Something most people seem to have forgotten over the last 5 years: a venture capital fund size should dictate its investment strategy and it certainly does shape its incentives. Smaller, earlier-stage funds need outsized returns from many smaller investments - it’s all about the returns (and the carry). Larger, later-stage funds have a much different model. Size is the enemy of returns, and it’s all about management fees. They have different incentives: raising the next fund, deploying in high volume, large check sizes, and lower expected returns. Founders should seek alignment with funds incentivized to help their particular stage. Founders should ask themselves why a fund would offer them $50m when their ask and model dictated they only needed $25m. Maybe that investor needs to invest larger amounts because their fund model dictates it. Just look at the below to understand how many more people may have had this “problem”…

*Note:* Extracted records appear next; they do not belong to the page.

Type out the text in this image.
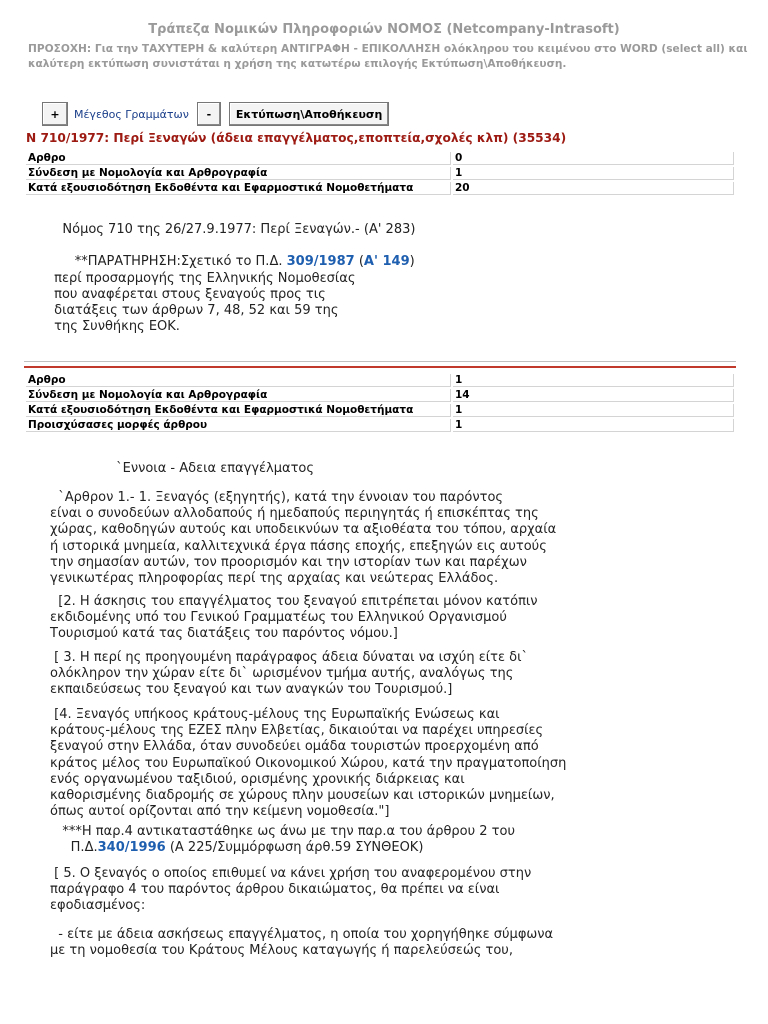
Τράπεζα Νομικών Πληροφοριών ΝΟΜΟΣ (Netcompany-Intrasoft)
ΠΡΟΣΟΧΗ: Για την ΤΑΧΥΤΕΡΗ & καλύτερη ΑΝΤΙΓΡΑΦΗ - ΕΠΙΚΟΛΛΗΣΗ ολόκληρου του κειμένου στο WORD (select all) και καλύτερη εκτύπωση συνιστάται η χρήση της κατωτέρω επιλογής Εκτύπωση\Αποθήκευση.
+	Μέγεθος Γραμμάτων	-	Εκτύπωση\Αποθήκευση
Ν 710/1977: Περί Ξεναγών (άδεια επαγγέλματος,εποπτεία,σχολές κλπ) (35534)
Αρθρο	0
Σύνδεση με Νομολογία και Αρθρογραφία	1
Κατά εξουσιοδότηση Εκδοθέντα και Εφαρμοστικά Νομοθετήματα	20
Νόμος 710 της 26/27.9.1977: Περί Ξεναγών.- (Α' 283)

**ΠΑΡΑΤΗΡΗΣΗ:Σχετικό το Π.Δ. 309/1987 (Α' 149)
περί προσαρμογής της Ελληνικής Νομοθεσίας
που αναφέρεται στους ξεναγούς προς τις
διατάξεις των άρθρων 7, 48, 52 και 59 της
της Συνθήκης ΕΟΚ.
Αρθρο	1
Σύνδεση με Νομολογία και Αρθρογραφία	14
Κατά εξουσιοδότηση Εκδοθέντα και Εφαρμοστικά Νομοθετήματα	1
Προισχύσασες μορφές άρθρου	1
`Εννοια - Αδεια επαγγέλματος
`Αρθρον 1.- 1. Ξεναγός (εξηγητής), κατά την έννοιαν του παρόντος
είναι ο συνοδεύων αλλοδαπούς ή ημεδαπούς περιηγητάς ή επισκέπτας της
χώρας, καθοδηγών αυτούς και υποδεικνύων τα αξιοθέατα του τόπου, αρχαία
ή ιστορικά μνημεία, καλλιτεχνικά έργα πάσης εποχής, επεξηγών εις αυτούς
την σημασίαν αυτών, τον προορισμόν και την ιστορίαν των και παρέχων
γενικωτέρας πληροφορίας περί της αρχαίας και νεώτερας Ελλάδος.
[2. Η άσκησις του επαγγέλματος του ξεναγού επιτρέπεται μόνον κατόπιν
εκδιδομένης υπό του Γενικού Γραμματέως του Ελληνικού Οργανισμού
Τουρισμού κατά τας διατάξεις του παρόντος νόμου.]
[ 3. Η περί ης προηγουμένη παράγραφος άδεια δύναται να ισχύη είτε δι`
ολόκληρον την χώραν είτε δι` ωρισμένον τμήμα αυτής, αναλόγως της
εκπαιδεύσεως του ξεναγού και των αναγκών του Τουρισμού.]
[4. Ξεναγός υπήκοος κράτους-μέλους της Ευρωπαϊκής Ενώσεως και
κράτους-μέλους της ΕΖΕΣ πλην Ελβετίας, δικαιούται να παρέχει υπηρεσίες
ξεναγού στην Ελλάδα, όταν συνοδεύει ομάδα τουριστών προερχομένη από
κράτος μέλος του Ευρωπαϊκού Οικονομικού Χώρου, κατά την πραγματοποίηση
ενός οργανωμένου ταξιδιού, ορισμένης χρονικής διάρκειας και
καθορισμένης διαδρομής σε χώρους πλην μουσείων και ιστορικών μνημείων,
όπως αυτοί ορίζονται από την κείμενη νομοθεσία."]
***Η παρ.4 αντικαταστάθηκε ως άνω με την παρ.α του άρθρου 2 του
Π.Δ.340/1996 (Α 225/Συμμόρφωση άρθ.59 ΣΥΝΘΕΟΚ)
[ 5. Ο ξεναγός ο οποίος επιθυμεί να κάνει χρήση του αναφερομένου στην
παράγραφο 4 του παρόντος άρθρου δικαιώματος, θα πρέπει να είναι
εφοδιασμένος:
- είτε με άδεια ασκήσεως επαγγέλματος, η οποία του χορηγήθηκε σύμφωνα
με τη νομοθεσία του Κράτους Μέλους καταγωγής ή παρελεύσεώς του,
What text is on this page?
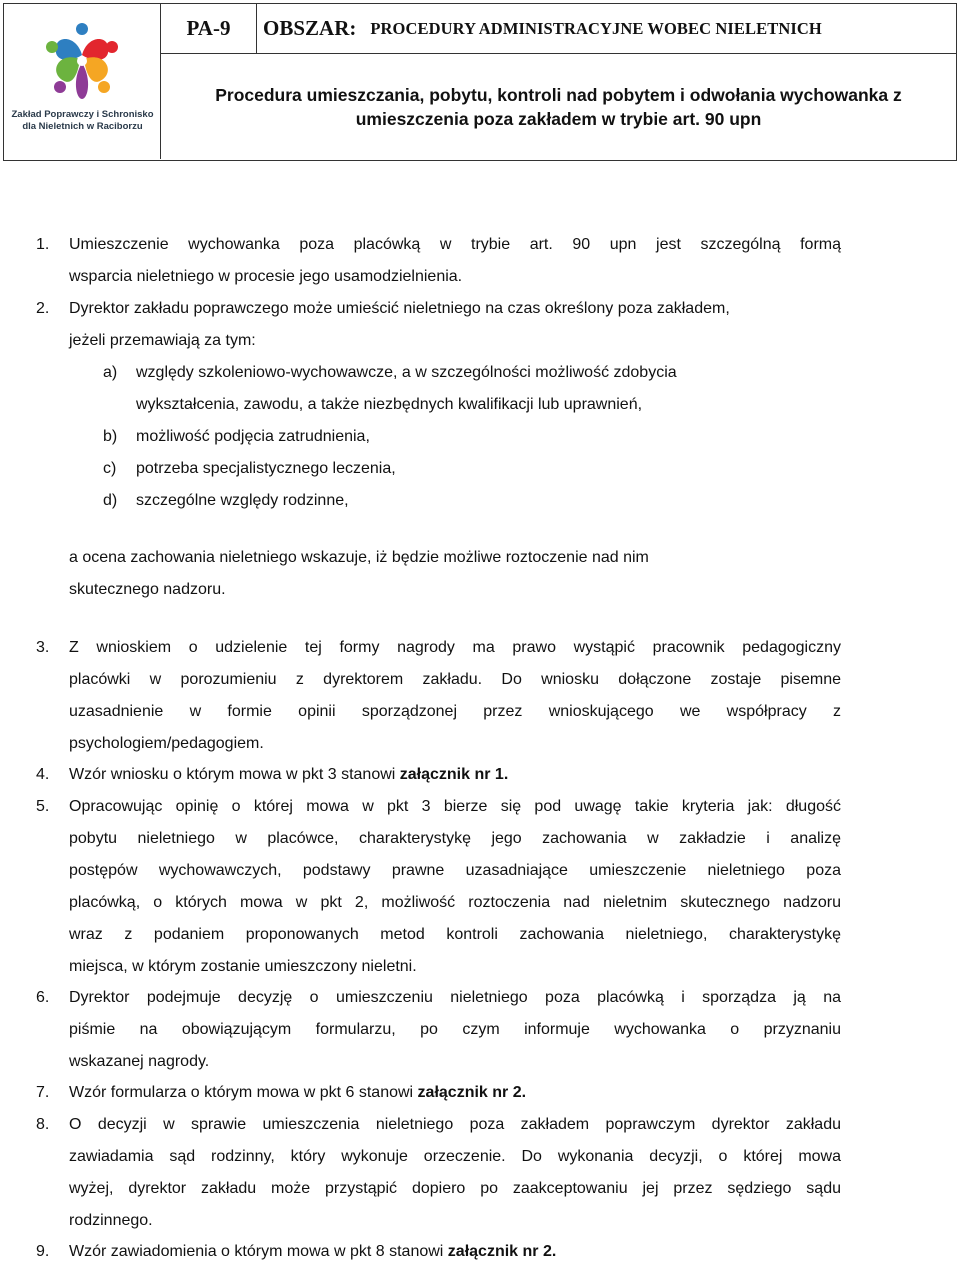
Zakład Poprawczy i Schronisko
dla Nieletnich w Raciborzu
PA-9	OBSZAR: PROCEDURY ADMINISTRACYJNE WOBEC NIELETNICH
Procedura umieszczania, pobytu, kontroli nad pobytem i odwołania wychowanka z
umieszczenia poza zakładem w trybie art. 90 upn
1. Umieszczenie wychowanka poza placówką w trybie art. 90 upn jest szczególną formą
wsparcia nieletniego w procesie jego usamodzielnienia.
2. Dyrektor zakładu poprawczego może umieścić nieletniego na czas określony poza zakładem,
jeżeli przemawiają za tym:
a) względy szkoleniowo-wychowawcze, a w szczególności możliwość zdobycia
wykształcenia, zawodu, a także niezbędnych kwalifikacji lub uprawnień,
b) możliwość podjęcia zatrudnienia,
c) potrzeba specjalistycznego leczenia,
d) szczególne względy rodzinne,
a ocena zachowania nieletniego wskazuje, iż będzie możliwe roztoczenie nad nim
skutecznego nadzoru.
3. Z wnioskiem o udzielenie tej formy nagrody ma prawo wystąpić pracownik pedagogiczny
placówki w porozumieniu z dyrektorem zakładu. Do wniosku dołączone zostaje pisemne
uzasadnienie w formie opinii sporządzonej przez wnioskującego we współpracy z
psychologiem/pedagogiem.
4. Wzór wniosku o którym mowa w pkt 3 stanowi załącznik nr 1.
5. Opracowując opinię o której mowa w pkt 3 bierze się pod uwagę takie kryteria jak: długość
pobytu nieletniego w placówce, charakterystykę jego zachowania w zakładzie i analizę
postępów wychowawczych, podstawy prawne uzasadniające umieszczenie nieletniego poza
placówką, o których mowa w pkt 2, możliwość roztoczenia nad nieletnim skutecznego nadzoru
wraz z podaniem proponowanych metod kontroli zachowania nieletniego, charakterystykę
miejsca, w którym zostanie umieszczony nieletni.
6. Dyrektor podejmuje decyzję o umieszczeniu nieletniego poza placówką i sporządza ją na
piśmie na obowiązującym formularzu, po czym informuje wychowanka o przyznaniu
wskazanej nagrody.
7. Wzór formularza o którym mowa w pkt 6 stanowi załącznik nr 2.
8. O decyzji w sprawie umieszczenia nieletniego poza zakładem poprawczym dyrektor zakładu
zawiadamia sąd rodzinny, który wykonuje orzeczenie. Do wykonania decyzji, o której mowa
wyżej, dyrektor zakładu może przystąpić dopiero po zaakceptowaniu jej przez sędziego sądu
rodzinnego.
9. Wzór zawiadomienia o którym mowa w pkt 8 stanowi załącznik nr 2.
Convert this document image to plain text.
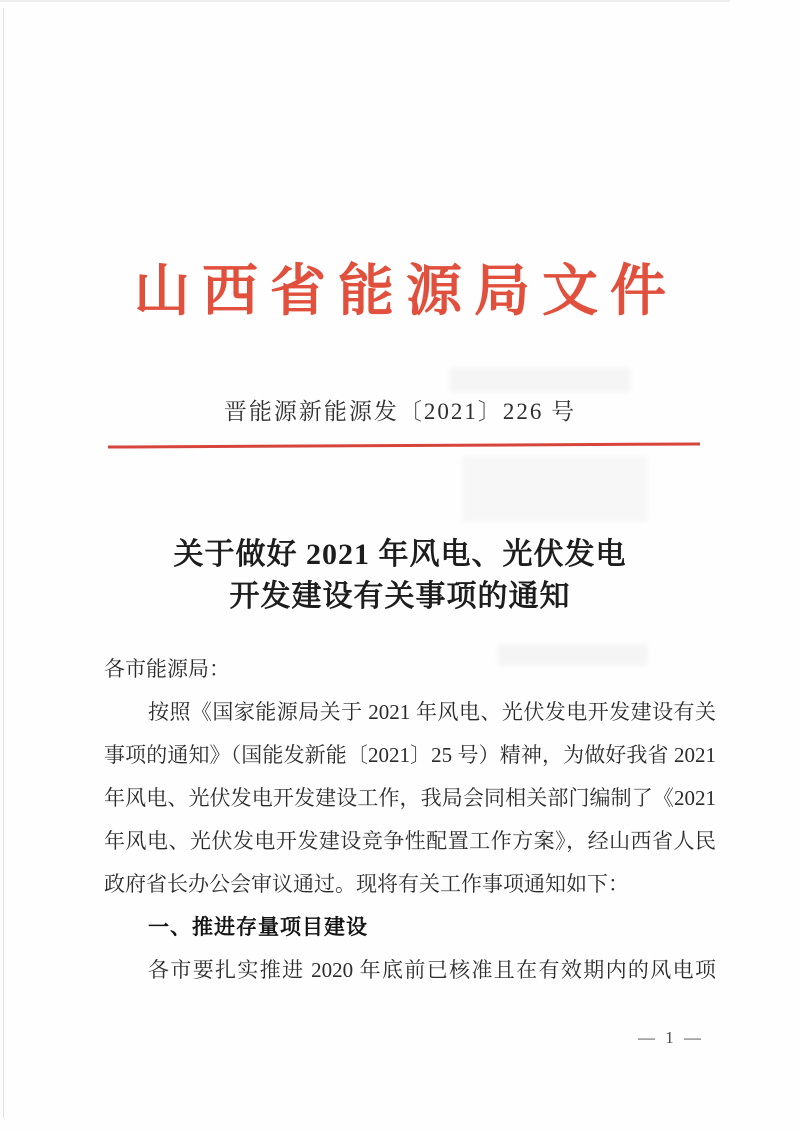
山西省能源局文件
晋能源新能源发〔2021〕226 号
关于做好 2021 年风电、光伏发电
开发建设有关事项的通知
各市能源局：
按照《国家能源局关于 2021 年风电、光伏发电开发建设有关
事项的通知》（国能发新能〔2021〕25 号）精神，为做好我省 2021
年风电、光伏发电开发建设工作，我局会同相关部门编制了《2021
年风电、光伏发电开发建设竞争性配置工作方案》，经山西省人民
政府省长办公会审议通过。现将有关工作事项通知如下：
一、推进存量项目建设
各市要扎实推进 2020 年底前已核准且在有效期内的风电项
— 1 —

Matching the fund stage focus is critical. Seed funds help early with team building, market orientation, and product development. Series A investors help with some of that but focus a lot on exploring go-to-market strategies, building brand awareness, and business model refinement. Series B investors invest to prove the GTM strategy and get the growth mechanisms refined. And growth funds further assist in scaling. Founders and employees should find investors targeting their specific stage for maximum impact. It’s rare any investor is great at everything and their fund sizes reflect the strategy they want to employ.
Optimal alignment comes from pairing the right company stage with the right fund (and therefore check) size and stage. Funds too small for a company’s stage can undercapitalize a company or lack support for future rounds. Funds too large for a company’s stage can lead to three scenarios: 1) one where the check size is too small for the investor to care about because no matter how well the investment goes, it won’t impact their fund returns or 2) the fund will insist on outsized ownership that makes future fundraises a challenge or can cause pressures on how they encourage the company to be run or 3) the fund can offer their check size at a higher price. Option 3 was an easy pitch to founders over the last few years: “We believe in you so much, we’ll give you more capital and longer to build at a higher price”. It’s hard for founders to turn that level of support down. Nobody likes fundraising so why not raise more capital!?
But taking too much money at too high a price can actually backfire. A certain “massive late-stage strategic investor”’s massive fund proved that capital isn’t necessarily a cure-all or a real barrier to entry. In fact, it can make you bloated and slow - the antithesis of startup success. What really ends up happening with overvalued rounds where more capital than necessary (+ a nice buffer) is the preference stack increases beyond the progress of the company. That leaves little room for error for the founders and employees, particularly with a closed IPO window. Without getting into cap table math, a future down round or acquisition can wipe out founder and employee equity. We’re in the midst of seeing this and much worse as the mid and late stages freeze and recaps are quietly becoming regular occurrences at all stages. Few funds have an incentive to say the quiet part out loud, but raising the right amount of capital at the right valuation is key to aligning founders, employees, and investors.
Every good long-term relationship is based on trust, transparency, and incentive alignment. It’s up to founders to diligence their investors as much as investors to diligence the company in which they invest. To produce the best outcomes for everyone and to do right by your employees, understand the investor’s incentives and insist on alignment.